Now, let's see what other parameters are checked by the virt-host-validate command when it's executed to validate a system for KVM virtualization:

• /dev/kvm: The KVM drivers create a /dev/kvm character device on the host to facilitate direct hardware access for virtual machines. Not having this device means that the VMs won't be able to access physical hardware, although it's enabled in the BIOS and this will reduce the VMs, performance significantly.
• /dev/vhost-net: The vhost-net driver creates a /dev/vhost-net character device on the host. This character device serves as the interface to configure the vhost-net instance. Not having this device significantly reduces the virtual machine's network performance.
• /dev/net/tun: This is another character special device used for creating tun/tap devices to facilitate network connectivity for a virtual machine. The tun/tap device will be explained in detail in future chapters. For now, just understand that having a character device is important for KVM virtualization to work properly.

Always ensure that virt-host-validate passes all the sanity checks before creating the virtual machine on the system. You will see the following output on the system where it validates all the parameters:

[root@kvmHOST ~]# virt-host-validate
 QEMU: Checking for hardware virtualization : PASS
 QEMU: Checking for device /dev/kvm : PASS
 QEMU: Checking for device /dev/vhost-net : PASS
 QEMU: Checking for device /dev/net/tun : PASS
 LXC: Checking for Linux >= 2.6.26 : PASS
[root@kvmHOST ~]#

The second command is virsh. virsh (virtualization shell) is a command-line interface for managing the VM and the hypervisor on a Linux system. It uses the libvirt management API and operates as an alternative to the graphical virt-manager and a Web-based kimchi-project. The virsh commands are segregated under various classifications. The following are some important classifications of virsh commands:

• Guest management commands (for example start, stop)
• Guest monitoring commands (for example memstat, cpustat)
• Host and hypervisors commands (for example capabilities, nodeinfo)
• Virtual networking commands (for example net-list, net-define)
• Storage management commands (for example pool-list, pool-define)
• Snapshot commands (create-snapshot-as)

Tip

To learn more about virsh, we recommend that you read the main page of virsh. virsh is a very well-documented command. #man virsh to access man pages of virsh command.

The reason why we introduced the virsh command in this chapter is because virsh can display a lot of information about the host's capabilities, such as, the host CPU topology, memory available for virtual machines, and so on. Let's take a look at the output of the virsh nodeinfo command, which will give us the physical node's system resource information:

#virsh nodeinfo

CPU model: x86_64
CPU(s): 4
CPU frequency: 2534 MHz
CPU socket(s): 1
Core(s) per socket: 2
Thread(s) per core: 2
NUMA cell(s): 1
Memory size: 7967796 KiB

Note

You must be the root to run virsh commands.

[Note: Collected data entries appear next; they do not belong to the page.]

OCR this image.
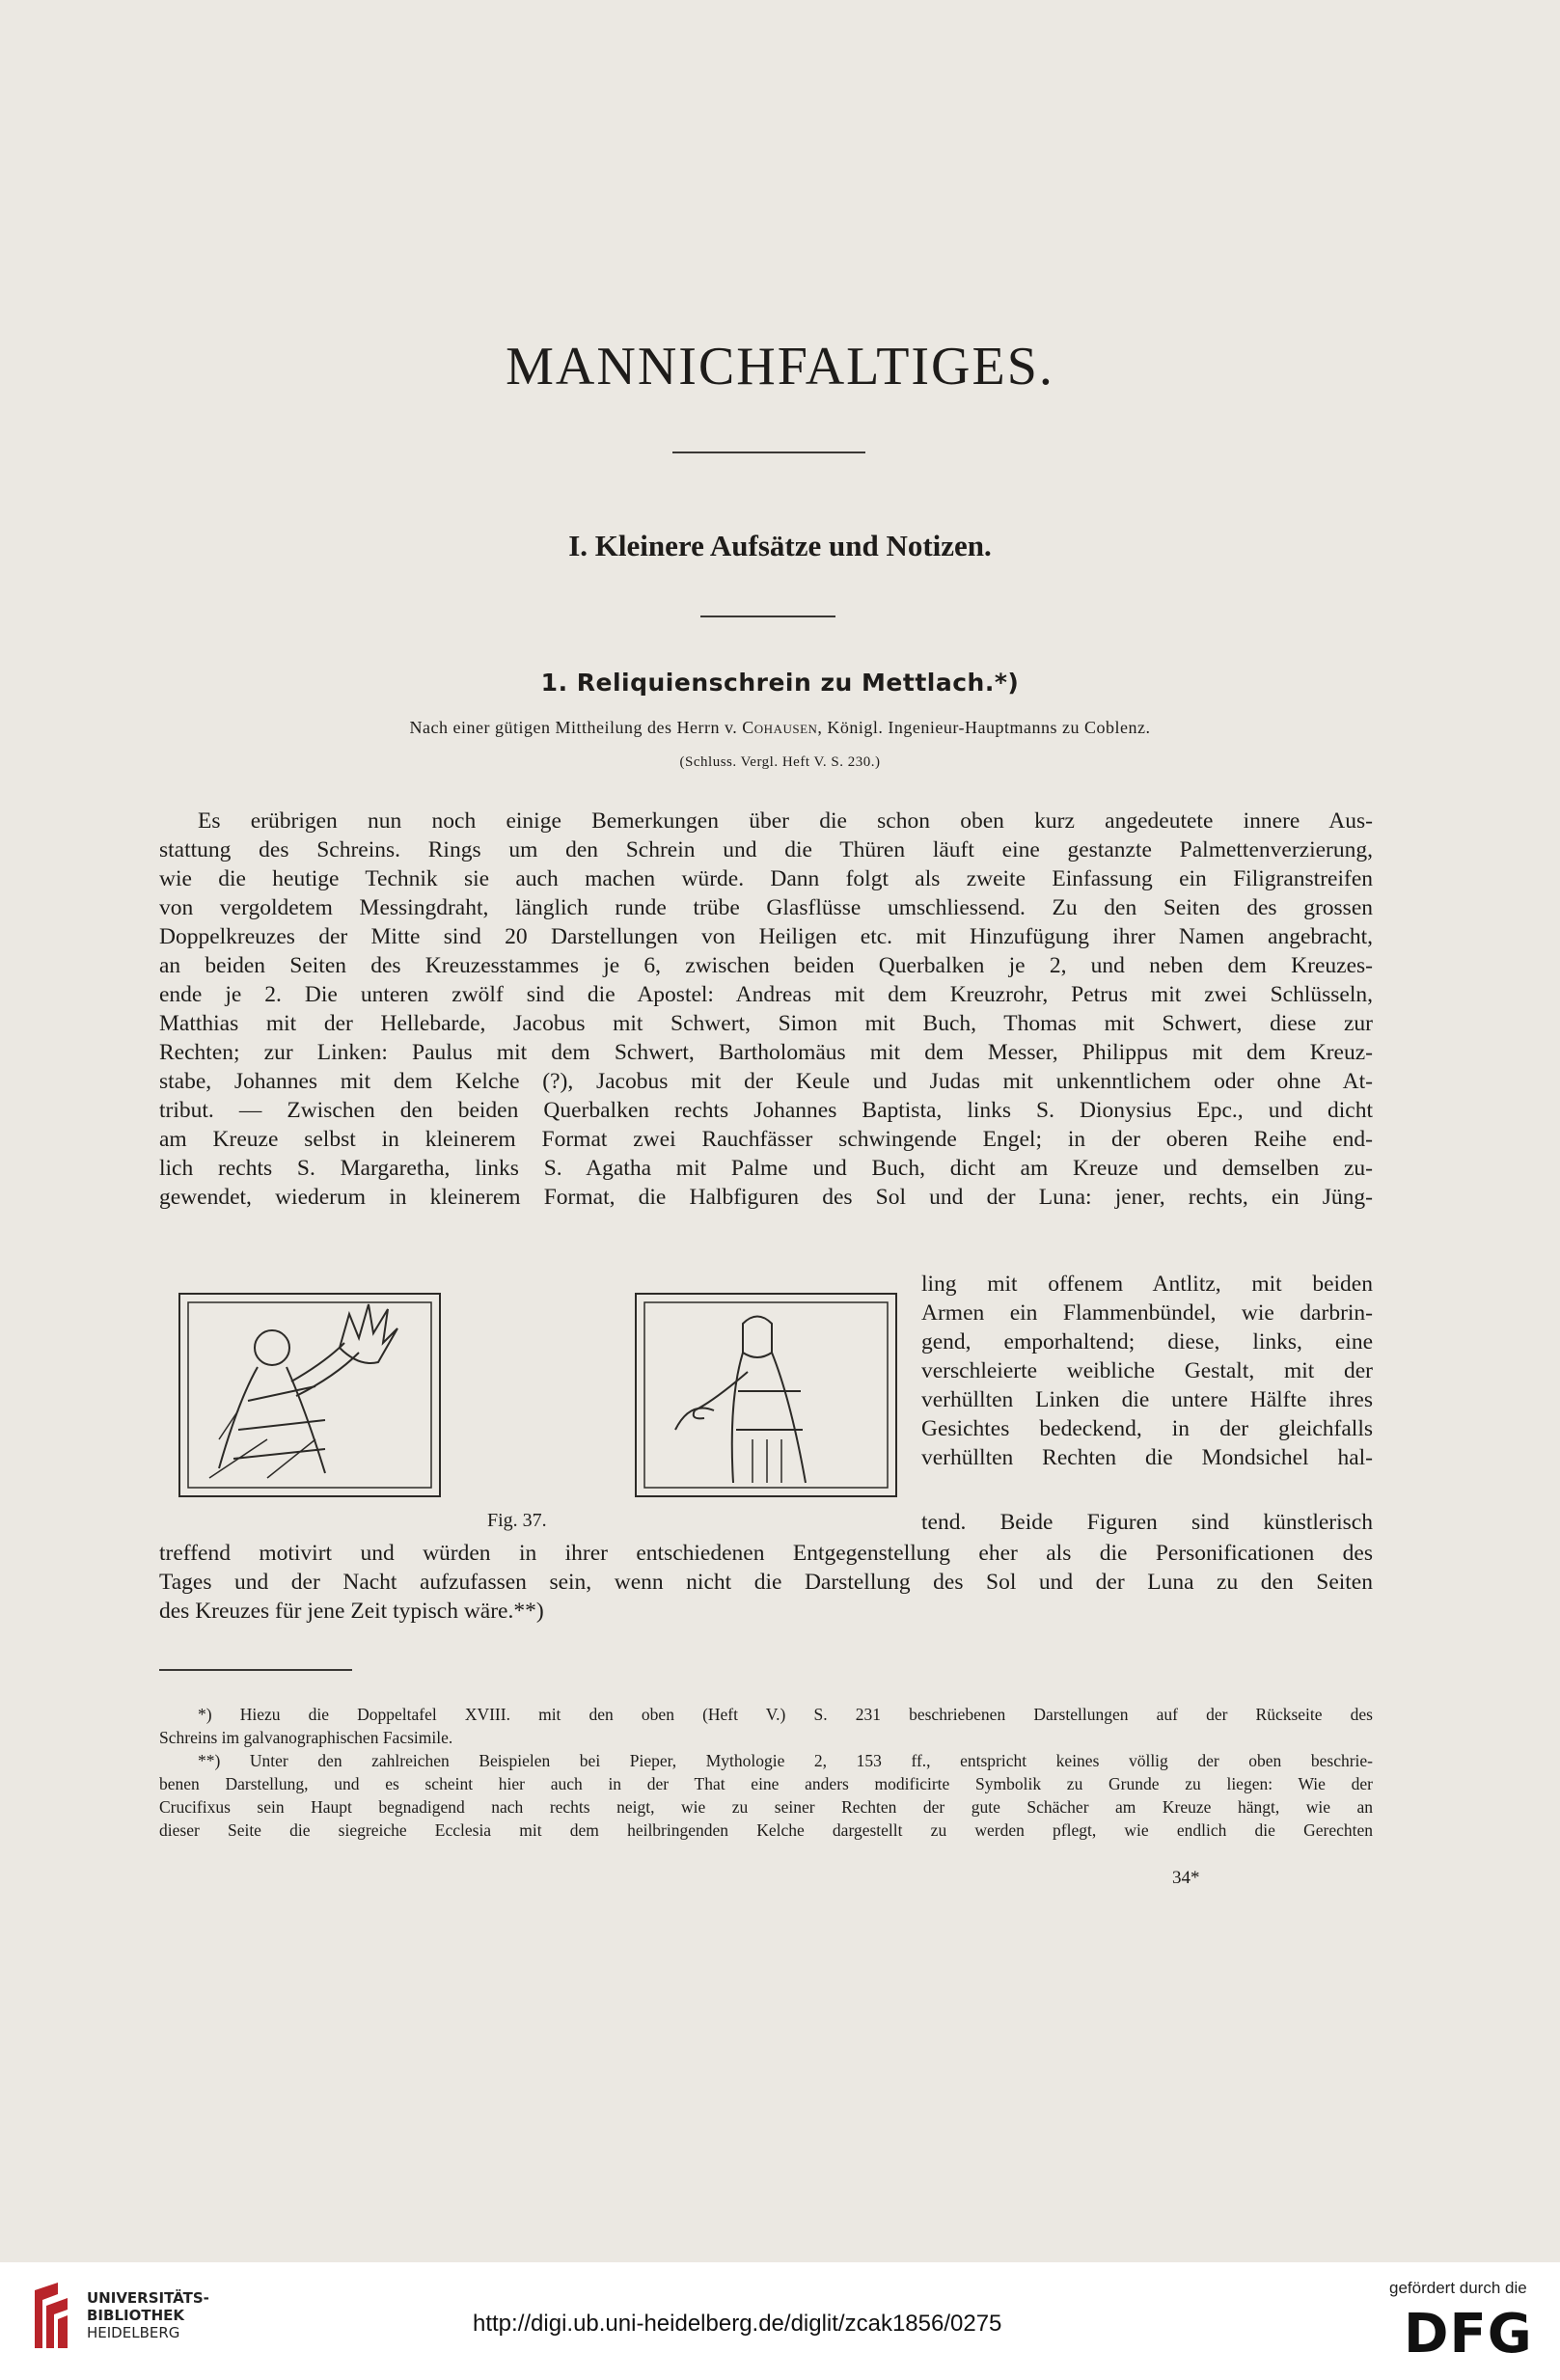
MANNICHFALTIGES.
I. Kleinere Aufsätze und Notizen.
1. Reliquienschrein zu Mettlach.*)
Nach einer gütigen Mittheilung des Herrn v. Cohausen, Königl. Ingenieur-Hauptmanns zu Coblenz.
(Schluss. Vergl. Heft V. S. 230.)
Es erübrigen nun noch einige Bemerkungen über die schon oben kurz angedeutete innere Aus-
stattung des Schreins. Rings um den Schrein und die Thüren läuft eine gestanzte Palmettenverzierung,
wie die heutige Technik sie auch machen würde. Dann folgt als zweite Einfassung ein Filigranstreifen
von vergoldetem Messingdraht, länglich runde trübe Glasflüsse umschliessend. Zu den Seiten des grossen
Doppelkreuzes der Mitte sind 20 Darstellungen von Heiligen etc. mit Hinzufügung ihrer Namen angebracht,
an beiden Seiten des Kreuzesstammes je 6, zwischen beiden Querbalken je 2, und neben dem Kreuzes-
ende je 2. Die unteren zwölf sind die Apostel: Andreas mit dem Kreuzrohr, Petrus mit zwei Schlüsseln,
Matthias mit der Hellebarde, Jacobus mit Schwert, Simon mit Buch, Thomas mit Schwert, diese zur
Rechten; zur Linken: Paulus mit dem Schwert, Bartholomäus mit dem Messer, Philippus mit dem Kreuz-
stabe, Johannes mit dem Kelche (?), Jacobus mit der Keule und Judas mit unkenntlichem oder ohne At-
tribut. — Zwischen den beiden Querbalken rechts Johannes Baptista, links S. Dionysius Epc., und dicht
am Kreuze selbst in kleinerem Format zwei Rauchfässer schwingende Engel; in der oberen Reihe end-
lich rechts S. Margaretha, links S. Agatha mit Palme und Buch, dicht am Kreuze und demselben zu-
gewendet, wiederum in kleinerem Format, die Halbfiguren des Sol und der Luna: jener, rechts, ein Jüng-
ling mit offenem Antlitz, mit beiden
Armen ein Flammenbündel, wie darbrin-
gend, emporhaltend; diese, links, eine
verschleierte weibliche Gestalt, mit der
verhüllten Linken die untere Hälfte ihres
Gesichtes bedeckend, in der gleichfalls
verhüllten Rechten die Mondsichel hal-
tend. Beide Figuren sind künstlerisch
treffend motivirt und würden in ihrer entschiedenen Entgegenstellung eher als die Personificationen des
Tages und der Nacht aufzufassen sein, wenn nicht die Darstellung des Sol und der Luna zu den Seiten
des Kreuzes für jene Zeit typisch wäre.**)
Fig. 37.
*) Hiezu die Doppeltafel XVIII. mit den oben (Heft V.) S. 231 beschriebenen Darstellungen auf der Rückseite des
Schreins im galvanographischen Facsimile.
**) Unter den zahlreichen Beispielen bei Pieper, Mythologie 2, 153 ff., entspricht keines völlig der oben beschrie-
benen Darstellung, und es scheint hier auch in der That eine anders modificirte Symbolik zu Grunde zu liegen: Wie der
Crucifixus sein Haupt begnadigend nach rechts neigt, wie zu seiner Rechten der gute Schächer am Kreuze hängt, wie an
dieser Seite die siegreiche Ecclesia mit dem heilbringenden Kelche dargestellt zu werden pflegt, wie endlich die Gerechten
34*
UNIVERSITÄTS-
BIBLIOTHEK
HEIDELBERG	http://digi.ub.uni-heidelberg.de/diglit/zcak1856/0275
gefördert durch die
DFG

In the virsh nodeinfo output, you can see the system hardware architecture, CPU topology, memory size, and so on. Obviously, the same information can also be gathered using the standard Linux commands, but you will have to run multiple commands. You can use this information to decide whether or not this is a suitable host to create your virtual machine suitable, in the sense of hardware resources.

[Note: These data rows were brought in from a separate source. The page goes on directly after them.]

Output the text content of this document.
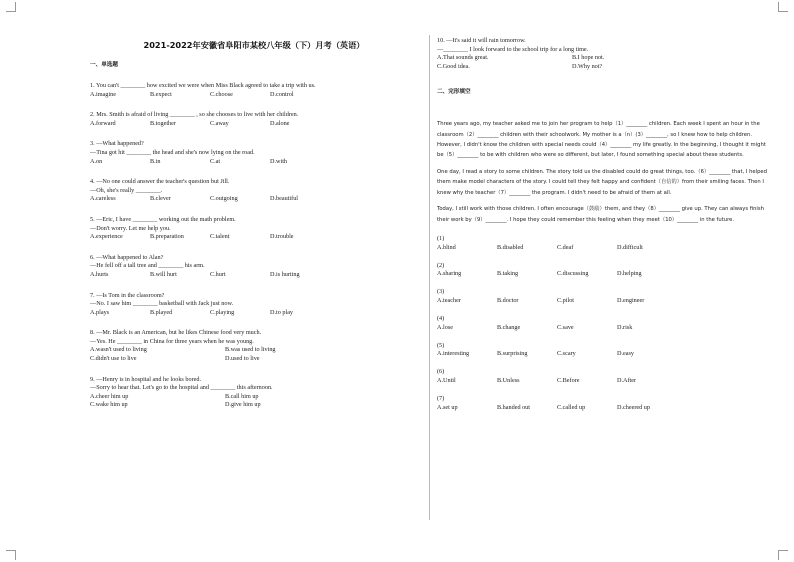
2021-2022年安徽省阜阳市某校八年级（下）月考（英语）
一、单选题
1. You can't ________ how excited we were when Miss Black agreed to take a trip with us.
A.imagine	B.expect	C.choose	D.control
2. Mrs. Smith is afraid of living ________ , so she chooses to live with her children.
A.forward	B.together	C.away	D.alone
3. —What happened?
—Tina got hit ________ the head and she's now lying on the road.
A.on	B.in	C.at	D.with
4. —No one could answer the teacher's question but Jill.
—Oh, she's really ________.
A.careless	B.clever	C.outgoing	D.beautiful
5. —Eric, I have ________ working out the math problem.
—Don't worry. Let me help you.
A.experience	B.preparation	C.talent	D.trouble
6. —What happened to Alan?
—He fell off a tall tree and ________ his arm.
A.hurts	B.will hurt	C.hurt	D.is hurting
7. —Is Tom in the classroom?
—No. I saw him ________ basketball with Jack just now.
A.plays	B.played	C.playing	D.to play
8. —Mr. Black is an American, but he likes Chinese food very much.
—Yes. He ________ in China for three years when he was young.
A.wasn't used to living	B.was used to living
C.didn't use to live	D.used to live
9. —Henry is in hospital and he looks bored.
—Sorry to hear that. Let's go to the hospital and ________ this afternoon.
A.cheer him up	B.call him up
C.wake him up	D.give him up
10. —It's said it will rain tomorrow.
—________ I look forward to the school trip for a long time.
A.That sounds great.	B.I hope not.
C.Good idea.	D.Why not?
二、完形填空
Three years ago, my teacher asked me to join her program to help（1）________ children. Each week I spent an hour in the classroom（2）________ children with their schoolwork. My mother is a（n）(3）________, so I knew how to help children. However, I didn't know the children with special needs could（4）________ my life greatly. In the beginning, I thought it might be（5）________ to be with children who were so different, but later, I found something special about these students.
One day, I read a story to some children. The story told us the disabled could do great things, too.（6）________ that, I helped them make model characters of the story. I could tell they felt happy and confident（自信的）from their smiling faces. Then I knew why the teacher（7）________ the program. I didn't need to be afraid of them at all.
Today, I still work with those children. I often encourage（鼓励）them, and they（8）________ give up. They can always finish their work by（9）________. I hope they could remember this feeling when they meet（10）________ in the future.
(1)
A.blind	B.disabled	C.deaf	D.difficult
(2)
A.sharing	B.taking	C.discussing	D.helping
(3)
A.teacher	B.doctor	C.pilot	D.engineer
(4)
A.lose	B.change	C.save	D.risk
(5)
A.interesting	B.surprising	C.scary	D.easy
(6)
A.Until	B.Unless	C.Before	D.After
(7)
A.set up	B.handed out	C.called up	D.cheered up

Another important command is #virsh domcapabilities. The virsh domcapabilities command displays an XML document describing the capabilities of qemu-kvm with respect to the host and libvirt version. Knowing the emulator's capabilities is very useful. It will help you determine the type of virtual disks you can use with the virtual machines, the maximum number of vCPUs that can be assigned, and so on.